8-Bad guy has to explain all his reasons for his actions. The Incredibles gave us this present tense verb of monologuing. If you have to stop the story to explain a bunch of stuff, consider the possibility that either the plot is too complicated or that you need smarter characters who can figure out things without having to have stuff explained. The other way around this is to make the information so interesting that folks will sit though this cliché without complaint. But that’s a risky bet.
9-The hero/heroine suddenly has a skill that’s unexplained and doesn’t fit their past. This happens with careless writing (the writer forgot to foreshadow a skill), or when a writer has backed herself into a corner and needs to get out–that’s not usually done gracefully. Just remember to ask if you’ve set up a character who can pull off the skills needed to make the plot work. Also remember that readers are not very forgiving of “luck” factoring into a story unless it’s bad luck (or unless the character has had so much bad luck that the readers are rooting for the universe to give the characters a break).
10-The parents who want to force the heroine into a bad marriage. This one shows up mainly in historical romance, and sometimes in some contemporary romances. And, yes, while there are bad parents out there, this ignores the basic core of most folks, which is that we regard friends and family as attachments of ourselves–we want the best for them because they are a part of us. To go against anything that is core to most people, you have to use strong motivations–this is usually overlooked for the quick form of just having them be greedy folks. That’s a cliché because it’s going for a quick answer instead of really figuring out your characters.
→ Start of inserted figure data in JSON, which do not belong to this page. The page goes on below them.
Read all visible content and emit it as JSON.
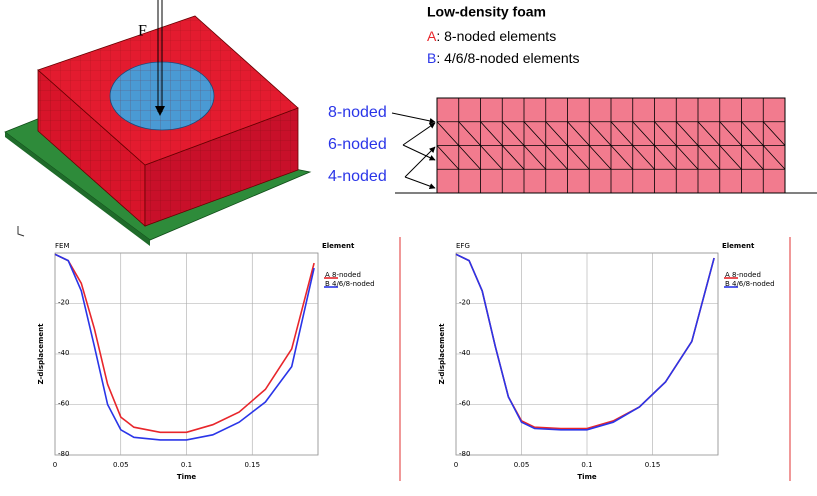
{
  "figure": {
    "force_label": "F",
    "legend_title": "Low-density foam",
    "legend_a_letter": "A",
    "legend_a_text": ": 8-noded elements",
    "legend_b_letter": "B",
    "legend_b_text": ": 4/6/8-noded elements",
    "mesh_labels": [
      "8-noded",
      "6-noded",
      "4-noded"
    ]
  },
  "chart_data": [
    {
      "type": "line",
      "title": "FEM",
      "legend_title": "Element",
      "x_label": "Time",
      "y_label": "Z-displacement",
      "xlim": [
        0,
        0.2
      ],
      "ylim": [
        -80,
        0
      ],
      "xticks": [
        0,
        0.05,
        0.1,
        0.15
      ],
      "yticks": [
        -80,
        -60,
        -40,
        -20
      ],
      "grid": true,
      "x": [
        0,
        0.01,
        0.02,
        0.03,
        0.04,
        0.05,
        0.06,
        0.08,
        0.1,
        0.12,
        0.14,
        0.16,
        0.18,
        0.197
      ],
      "series": [
        {
          "name": "8-noded",
          "symbol": "A",
          "color": "#e8262b",
          "values": [
            -0.5,
            -3,
            -12,
            -30,
            -52,
            -65,
            -69,
            -71,
            -71,
            -68,
            -63,
            -54,
            -38,
            -4
          ]
        },
        {
          "name": "4/6/8-noded",
          "symbol": "B",
          "color": "#2a35e8",
          "values": [
            -0.5,
            -3,
            -15,
            -37,
            -60,
            -70,
            -73,
            -74,
            -74,
            -72,
            -67,
            -59,
            -45,
            -6
          ]
        }
      ]
    },
    {
      "type": "line",
      "title": "EFG",
      "legend_title": "Element",
      "x_label": "Time",
      "y_label": "Z-displacement",
      "xlim": [
        0,
        0.2
      ],
      "ylim": [
        -80,
        0
      ],
      "xticks": [
        0,
        0.05,
        0.1,
        0.15
      ],
      "yticks": [
        -80,
        -60,
        -40,
        -20
      ],
      "grid": true,
      "x": [
        0,
        0.01,
        0.02,
        0.03,
        0.04,
        0.05,
        0.06,
        0.08,
        0.1,
        0.12,
        0.14,
        0.16,
        0.18,
        0.197
      ],
      "series": [
        {
          "name": "8-noded",
          "symbol": "A",
          "color": "#e8262b",
          "values": [
            -0.5,
            -3,
            -15,
            -37,
            -57,
            -66.5,
            -69,
            -69.5,
            -69.5,
            -66.5,
            -61,
            -51,
            -35,
            -2
          ]
        },
        {
          "name": "4/6/8-noded",
          "symbol": "B",
          "color": "#2a35e8",
          "values": [
            -0.5,
            -3,
            -15,
            -37,
            -57,
            -67,
            -69.5,
            -70,
            -70,
            -67,
            -61,
            -51,
            -35,
            -2
          ]
        }
      ]
    }
  ]
}
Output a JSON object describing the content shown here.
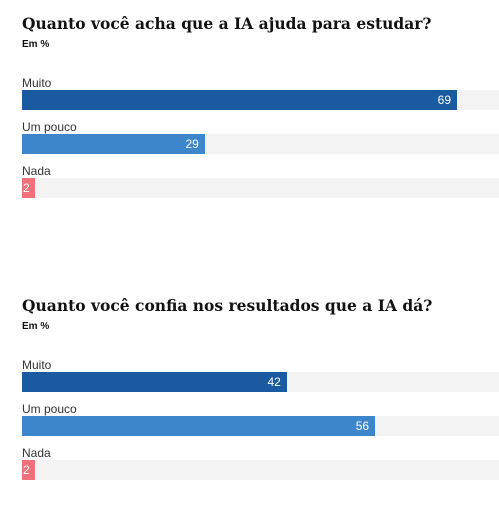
{
  "chart_data": [
    {
      "type": "bar",
      "title": "Quanto você acha que a IA ajuda para estudar?",
      "subtitle": "Em %",
      "categories": [
        "Muito",
        "Um pouco",
        "Nada"
      ],
      "values": [
        69,
        29,
        2
      ],
      "colors": [
        "#1a5aa0",
        "#3d86cc",
        "#f0707c"
      ],
      "track_color": "#f3f3f3",
      "xlim": [
        0,
        100
      ],
      "orientation": "horizontal",
      "grid": false,
      "legend": "none"
    },
    {
      "type": "bar",
      "title": "Quanto você confia nos resultados que a IA dá?",
      "subtitle": "Em %",
      "categories": [
        "Muito",
        "Um pouco",
        "Nada"
      ],
      "values": [
        42,
        56,
        2
      ],
      "colors": [
        "#1a5aa0",
        "#3d86cc",
        "#f0707c"
      ],
      "track_color": "#f3f3f3",
      "xlim": [
        0,
        100
      ],
      "orientation": "horizontal",
      "grid": false,
      "legend": "none"
    }
  ]
}
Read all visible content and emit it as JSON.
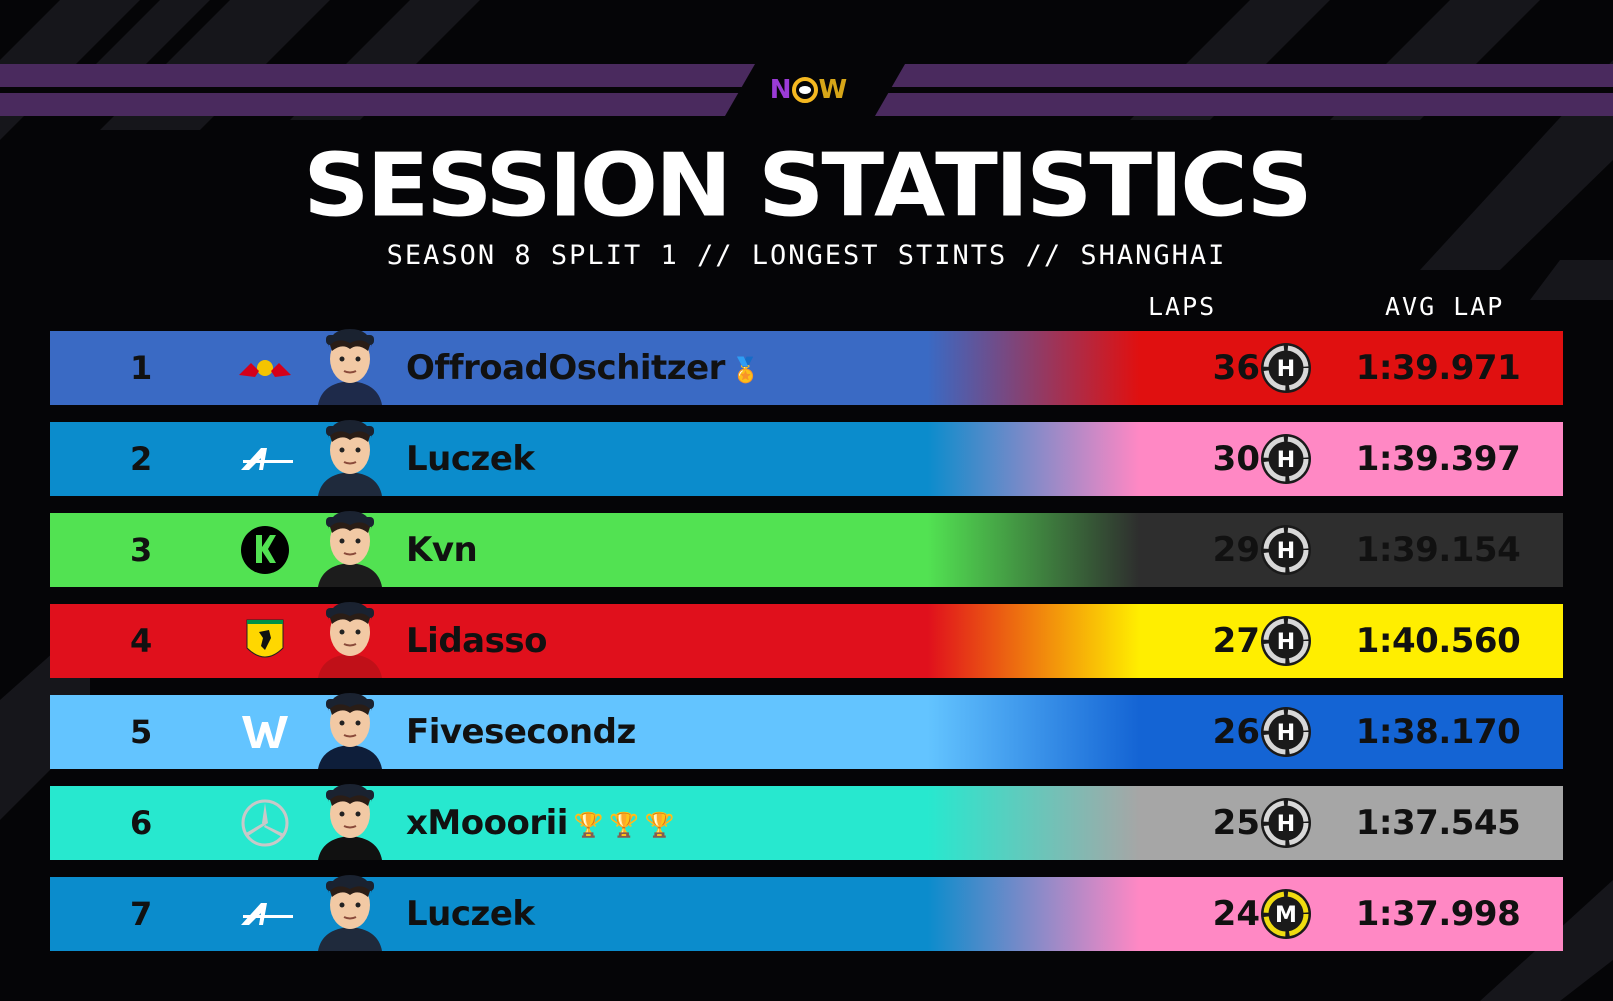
{
  "header": {
    "logo_text": "NOW",
    "title": "SESSION STATISTICS",
    "subtitle": "SEASON 8 SPLIT 1 // LONGEST STINTS // SHANGHAI"
  },
  "columns": {
    "laps": "LAPS",
    "avg_lap": "AVG LAP"
  },
  "rows": [
    {
      "pos": "1",
      "team": "red-bull",
      "driver": "OffroadOschitzer",
      "trophies": [
        "🏅"
      ],
      "laps": "36",
      "tyre": "H",
      "avg": "1:39.971",
      "left_color": "#3a6ac4",
      "right_color": "#e01010",
      "tyre_ring": "#d8d8d8"
    },
    {
      "pos": "2",
      "team": "alpine",
      "driver": "Luczek",
      "trophies": [],
      "laps": "30",
      "tyre": "H",
      "avg": "1:39.397",
      "left_color": "#0b8ccc",
      "right_color": "#ff88c4",
      "tyre_ring": "#d8d8d8"
    },
    {
      "pos": "3",
      "team": "sauber",
      "driver": "Kvn",
      "trophies": [],
      "laps": "29",
      "tyre": "H",
      "avg": "1:39.154",
      "left_color": "#52e252",
      "right_color": "#2e2e2e",
      "tyre_ring": "#d8d8d8"
    },
    {
      "pos": "4",
      "team": "ferrari",
      "driver": "Lidasso",
      "trophies": [],
      "laps": "27",
      "tyre": "H",
      "avg": "1:40.560",
      "left_color": "#e0101c",
      "right_color": "#ffee00",
      "tyre_ring": "#d8d8d8"
    },
    {
      "pos": "5",
      "team": "williams",
      "driver": "Fivesecondz",
      "trophies": [],
      "laps": "26",
      "tyre": "H",
      "avg": "1:38.170",
      "left_color": "#63c4ff",
      "right_color": "#1464d4",
      "tyre_ring": "#d8d8d8"
    },
    {
      "pos": "6",
      "team": "mercedes",
      "driver": "xMooorii",
      "trophies": [
        "🏆",
        "🏆",
        "🏆"
      ],
      "laps": "25",
      "tyre": "H",
      "avg": "1:37.545",
      "left_color": "#27e8cf",
      "right_color": "#a6a6a6",
      "tyre_ring": "#d8d8d8"
    },
    {
      "pos": "7",
      "team": "alpine",
      "driver": "Luczek",
      "trophies": [],
      "laps": "24",
      "tyre": "M",
      "avg": "1:37.998",
      "left_color": "#0b8ccc",
      "right_color": "#ff88c4",
      "tyre_ring": "#f0dc10"
    }
  ]
}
Now you’re going to find all of these clichés in various best sellers. Which goes to show there are no rules. But you’ll find them carried off with either a twist that gives them a little fresh tread on an otherwise worn tire, or you’ll find them stuffed in with so much other good stuff that most folks will turn a bad eye. But how much better to be aware of the clichés and to be ready to make the effort to find characters who’ll take you through a story with a lot more interesting things going on, all because the characters themselves are fresh and new and worth spending your time in their company.
“Bad guy has to explain all his reasons for his actions.” Yeah, this is called infodumping, and we see this a lot more with the heroes. Especially in science fiction and mysteries. In science fiction there is always somebody, and sometimes its just the writer/narrator, who seems to take too much space to explan every single scientific detail in EXTREME detail, and in mysteries there’s always the time when somebody seems to HAVE to recapitulate the novel’s plot just to explain the story’s dénouement.
“Kidnapped heroine.”: Oddly enough the best skewering of this cliche happened in an old Sherlock Holmes movie with Basil Rathbone, in which he was kidnapped by Prof. Moriarity. The Prof was going to kill Holmes, and Holmes, disappointed in the pedestrian treatment of his death, talks Moriarity INTO trying to kill Holmes in some ridiculously convoluted way.
The elaborate “kill the hero” plans are always a hoot–nothing like indirect action to get something done.